# Given an organic formula, how do we know how many double bonds, triple bonds, and ring junctions, are present in the molecule?

Dec 10, 2017

Well, we assess the $\text{degree of unsaturation..}$

#### Explanation:

...............A very useful metric that is used to rationalize the formulae of organic compounds is their $\text{degree of unsaturation}$. An alkane is said to be fully $\text{saturated}$, and it contains the MAXIMUM ALLOWABLE number of $C - H$ bonds.

AND so $\text{FULLY saturated}$ alkanes have a general formula of ${C}_{n} {H}_{2 n + 2}$. Try this out for $\text{methane,}$ $\text{ethane,}$ .........$\text{pentane, etc.}$ The presence of oxygen does not reflect the degree of unsaturation...EXCEPT in the case of a carbonyl function; $\text{ethyl alcohol}$ is FULLY saturated by this criterion.

Each double bond, each olefinic bond or carbonyl group, OR ring junction, corresponds to 1""^@ of unsaturation; i.e. 2 hydrogens LESS than the saturated formula.
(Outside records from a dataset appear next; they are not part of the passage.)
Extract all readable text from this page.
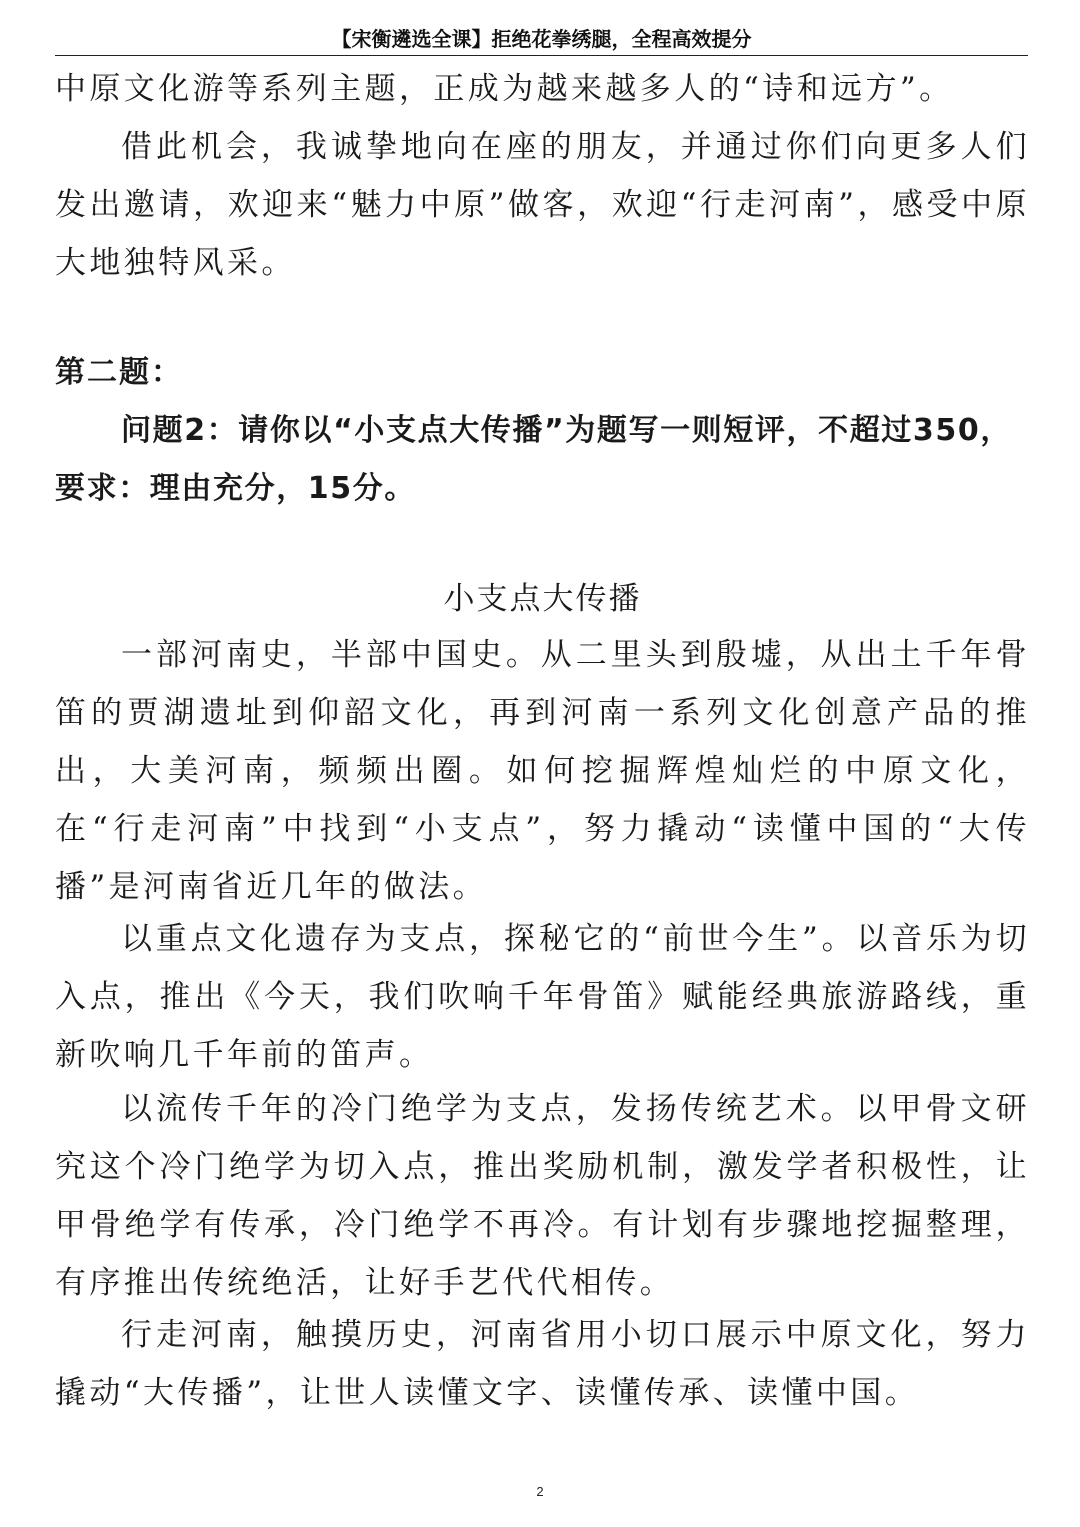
【宋衡遴选全课】拒绝花拳绣腿，全程高效提分

中原文化游等系列主题，正成为越来越多人的“诗和远方”。

借此机会，我诚挚地向在座的朋友，并通过你们向更多人们发出邀请，欢迎来“魅力中原”做客，欢迎“行走河南”，感受中原大地独特风采。

第二题：

问题2：请你以“小支点大传播”为题写一则短评，不超过350，要求：理由充分，15分。

小支点大传播

一部河南史，半部中国史。从二里头到殷墟，从出土千年骨笛的贾湖遗址到仰韶文化，再到河南一系列文化创意产品的推出，大美河南，频频出圈。如何挖掘辉煌灿烂的中原文化，在“行走河南”中找到“小支点”，努力撬动“读懂中国的“大传播”是河南省近几年的做法。

以重点文化遗存为支点，探秘它的“前世今生”。以音乐为切入点，推出《今天，我们吹响千年骨笛》赋能经典旅游路线，重新吹响几千年前的笛声。

以流传千年的冷门绝学为支点，发扬传统艺术。以甲骨文研究这个冷门绝学为切入点，推出奖励机制，激发学者积极性，让甲骨绝学有传承，冷门绝学不再冷。有计划有步骤地挖掘整理，有序推出传统绝活，让好手艺代代相传。

行走河南，触摸历史，河南省用小切口展示中原文化，努力撬动“大传播”，让世人读懂文字、读懂传承、读懂中国。

2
So according to the scheme, $\text{ethane}$ has the saturated formula of ${H}_{3} C - C {H}_{3}$, but $\text{ethylene}$, ${H}_{2} C = C {H}_{2}$, and $\text{acetaldehyde}$, ${H}_{3} C - C \left(= O\right) H$ has ${1}^{\circ}$ of unsaturation. $\text{Acetylene}$, $H C \equiv C H$ has ${2}^{\circ}$ of unsaturation. Halogen atoms count for one hydrogen; for nitrogen atoms, substract $N H$ from the formula before assessing unsaturation; i.e. for $\text{ethylamine,}$ ${H}_{2} N C {H}_{2} C {H}_{3}$ $\rightarrow {C}_{2} {H}_{6}$, i.e. $\text{no degrees of unsaturation}$. For pyridine, ${C}_{5} {H}_{5} N$, we assess ${C}_{5} {H}_{4}$...i.e. $\text{four degrees of unsaturation}$, THREE double bonds, and the ring...

And so here we got the third alkane, i.e. ${H}_{3} C - C {H}_{2} C {H}_{3}$, which has only the one isomeric form, or $\text{propylene}$...with the one degree of saturation, i.e. ${H}_{2} C = C H C {H}_{3}$, and again this ${C}_{3} {H}_{6}$ formula will support this isomer, and also $\text{cyclopropane}$. The ring junction, like an olefin bond, REDUCES the hydrogen count by 2 with respect to the saturated formula...